— A Hyundai and Kia engine settlement has been granted preliminary approval after the judge found the settlement was fair and adequate to owners and lessees.
The Hyundai and Kia class action lawsuit includes vehicles originally equipped with or replaced with Theta II 2-liter or 2.4-liter gasoline direct injection engines in the U.S.
- 2011-2018 and certain 2019 Hyundai Sonatas
- 2013-2018 and certain 2019 Hyundai Santa Fe Sports
- 2014-2015, 2018 and certain 2019 Hyundai Tucsons
- 2011-2018 and certain 2019 Kia Optimas
- 2011-2018 and certain 2019 Kia Sorentos
- 2011-2018 and certain 2019 Kia Sportages
For 2019 model year vehicles listed above, the vehicles are those manufactured before knock sensor detection system technology was placed into production.
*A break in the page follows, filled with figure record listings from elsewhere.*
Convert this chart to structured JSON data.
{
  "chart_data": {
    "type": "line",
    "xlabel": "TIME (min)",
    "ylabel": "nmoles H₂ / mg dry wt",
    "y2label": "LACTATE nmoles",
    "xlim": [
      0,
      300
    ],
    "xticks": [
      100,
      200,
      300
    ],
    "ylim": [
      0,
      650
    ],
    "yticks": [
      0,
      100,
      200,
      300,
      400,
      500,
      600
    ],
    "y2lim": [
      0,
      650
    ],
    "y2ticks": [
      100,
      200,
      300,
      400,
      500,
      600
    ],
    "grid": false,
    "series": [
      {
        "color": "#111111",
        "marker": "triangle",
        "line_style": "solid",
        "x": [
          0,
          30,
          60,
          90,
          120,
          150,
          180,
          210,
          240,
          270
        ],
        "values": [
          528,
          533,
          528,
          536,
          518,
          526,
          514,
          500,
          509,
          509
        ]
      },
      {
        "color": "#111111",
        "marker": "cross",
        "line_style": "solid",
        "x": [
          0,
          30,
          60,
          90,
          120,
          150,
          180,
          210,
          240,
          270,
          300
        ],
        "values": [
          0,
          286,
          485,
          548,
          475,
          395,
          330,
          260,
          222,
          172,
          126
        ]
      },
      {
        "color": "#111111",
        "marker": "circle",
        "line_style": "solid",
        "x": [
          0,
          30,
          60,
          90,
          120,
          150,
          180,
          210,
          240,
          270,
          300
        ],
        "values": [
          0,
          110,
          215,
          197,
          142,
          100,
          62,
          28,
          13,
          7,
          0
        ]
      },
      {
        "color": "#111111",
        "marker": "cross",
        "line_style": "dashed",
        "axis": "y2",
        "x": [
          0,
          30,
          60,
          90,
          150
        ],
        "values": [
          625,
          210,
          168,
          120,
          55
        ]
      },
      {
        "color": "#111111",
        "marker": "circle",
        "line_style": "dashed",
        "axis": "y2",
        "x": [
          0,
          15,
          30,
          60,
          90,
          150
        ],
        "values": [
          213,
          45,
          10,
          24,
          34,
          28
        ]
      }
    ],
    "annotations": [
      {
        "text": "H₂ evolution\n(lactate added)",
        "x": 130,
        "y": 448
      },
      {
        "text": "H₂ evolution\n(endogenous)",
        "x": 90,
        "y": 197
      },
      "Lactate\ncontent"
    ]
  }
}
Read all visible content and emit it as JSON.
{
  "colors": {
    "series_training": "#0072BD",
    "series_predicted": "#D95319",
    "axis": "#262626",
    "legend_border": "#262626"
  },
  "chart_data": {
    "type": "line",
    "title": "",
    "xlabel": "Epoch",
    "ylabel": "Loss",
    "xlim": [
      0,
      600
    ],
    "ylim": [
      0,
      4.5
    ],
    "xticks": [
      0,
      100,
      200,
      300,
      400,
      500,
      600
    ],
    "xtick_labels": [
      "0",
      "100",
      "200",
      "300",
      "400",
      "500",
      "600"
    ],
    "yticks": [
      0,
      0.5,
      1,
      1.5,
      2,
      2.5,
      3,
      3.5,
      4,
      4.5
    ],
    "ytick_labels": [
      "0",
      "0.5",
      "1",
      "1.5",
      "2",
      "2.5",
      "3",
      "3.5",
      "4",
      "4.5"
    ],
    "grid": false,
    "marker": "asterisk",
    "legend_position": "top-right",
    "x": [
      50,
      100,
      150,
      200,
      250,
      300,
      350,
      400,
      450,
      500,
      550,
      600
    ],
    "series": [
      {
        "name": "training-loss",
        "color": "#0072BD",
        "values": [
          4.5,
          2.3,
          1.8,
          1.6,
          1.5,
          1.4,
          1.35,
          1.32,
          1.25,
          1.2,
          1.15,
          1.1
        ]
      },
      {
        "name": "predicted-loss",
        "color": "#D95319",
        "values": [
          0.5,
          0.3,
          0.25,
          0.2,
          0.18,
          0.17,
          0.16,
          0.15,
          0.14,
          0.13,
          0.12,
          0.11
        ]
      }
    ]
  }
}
According to the consolidated class action, the Hyundai and Kia vehicles are at risk of engine fires because of defects that block the flow of oil to the Theta II engines. This causes complete engine failure and owners have reported multiple fires that left only the frames.
The plaintiffs allege Hyundai and Kia concealed the engine defects and refused to perform free engine repairs. In addition, dealerships allegedly ignored complaints until the vehicles suffered serious mechanical problems necessitating expensive repairs.
Kia, Hyundai and the plaintiffs agreed to settle the lawsuit in October 2019 and announced the terms and possible benefits for owners and lessees. But with preliminary approval now granted by the judge, customers are one step closer to receiving those benefits.
Judge Josephine L. Staton says she granted preliminary approval to the settlement because the automakers and plaintiffs are aware of the expense and risk of continued litigation. Hyundai and Kia deny any liability and deny there are defects in the engines, while the plaintiffs allege the automakers committed fraud.
According to the judge, the plaintiffs may be "unable to make some of the factual showings required to succeed on the claims brought." At the same time, Hyundai/Kia will argue "they did not conceal any material information, and Defendants might otherwise successfully 'whittle down [their] overall liability' to the Class if litigation were to proceed."
Then there is the issue of time, possibly litigation that will take years, and how it "would reduce the value of consideration received by the Class as benefits of the lifetime warranty would be reduced, and vehicle ownership and service records may become harder to locate."
"The Court finds that these considerations, as well as the inherent risk of litigation, weigh in favor of granting preliminary approval." - Judge Staton
Additional details were provided by the judge concerning the engine settlement, including how Kia will hire a third-party to administer the settlement, but Hyundai plans on playing the role of settlement administrator for Hyundai vehicle owners and lessees.
An affected owner or lessee must submit a valid claim form within 90 days of the final approval order of the settlement. According to the settlement agreement, the final approval hearing is scheduled for November 13, 2020.
However, there is no such limitation on the benefits available under the lifetime warranty coverage provided for the engine short block.
Claim forms will be reviewed and within 60 days the claimant will be notified concerning the outcome of the review and the amount that will be reimbursed. If there are problems with a claim form, a customer will have 35 days to fix the errors, then the settlement administrator has 35 days to notify the customer about the final determination.
For reimbursement, the customer will be able to choose to receive a check or a debit card.
The judge says the parties haven't yet negotiated the amount that will be paid to attorneys for the plaintiffs.
The Hyundai and Kia engine settlement is taking place in the U.S. District Court for the Central District of California - In re: Kia Engine Litigation, Case No. 8:17-cv-00838.
The plaintiffs are represented by Sauder Schelkopf, The Sultzer Law Group, Walsh PLLC, and Hagens Berman Sobol Shapiro LLP.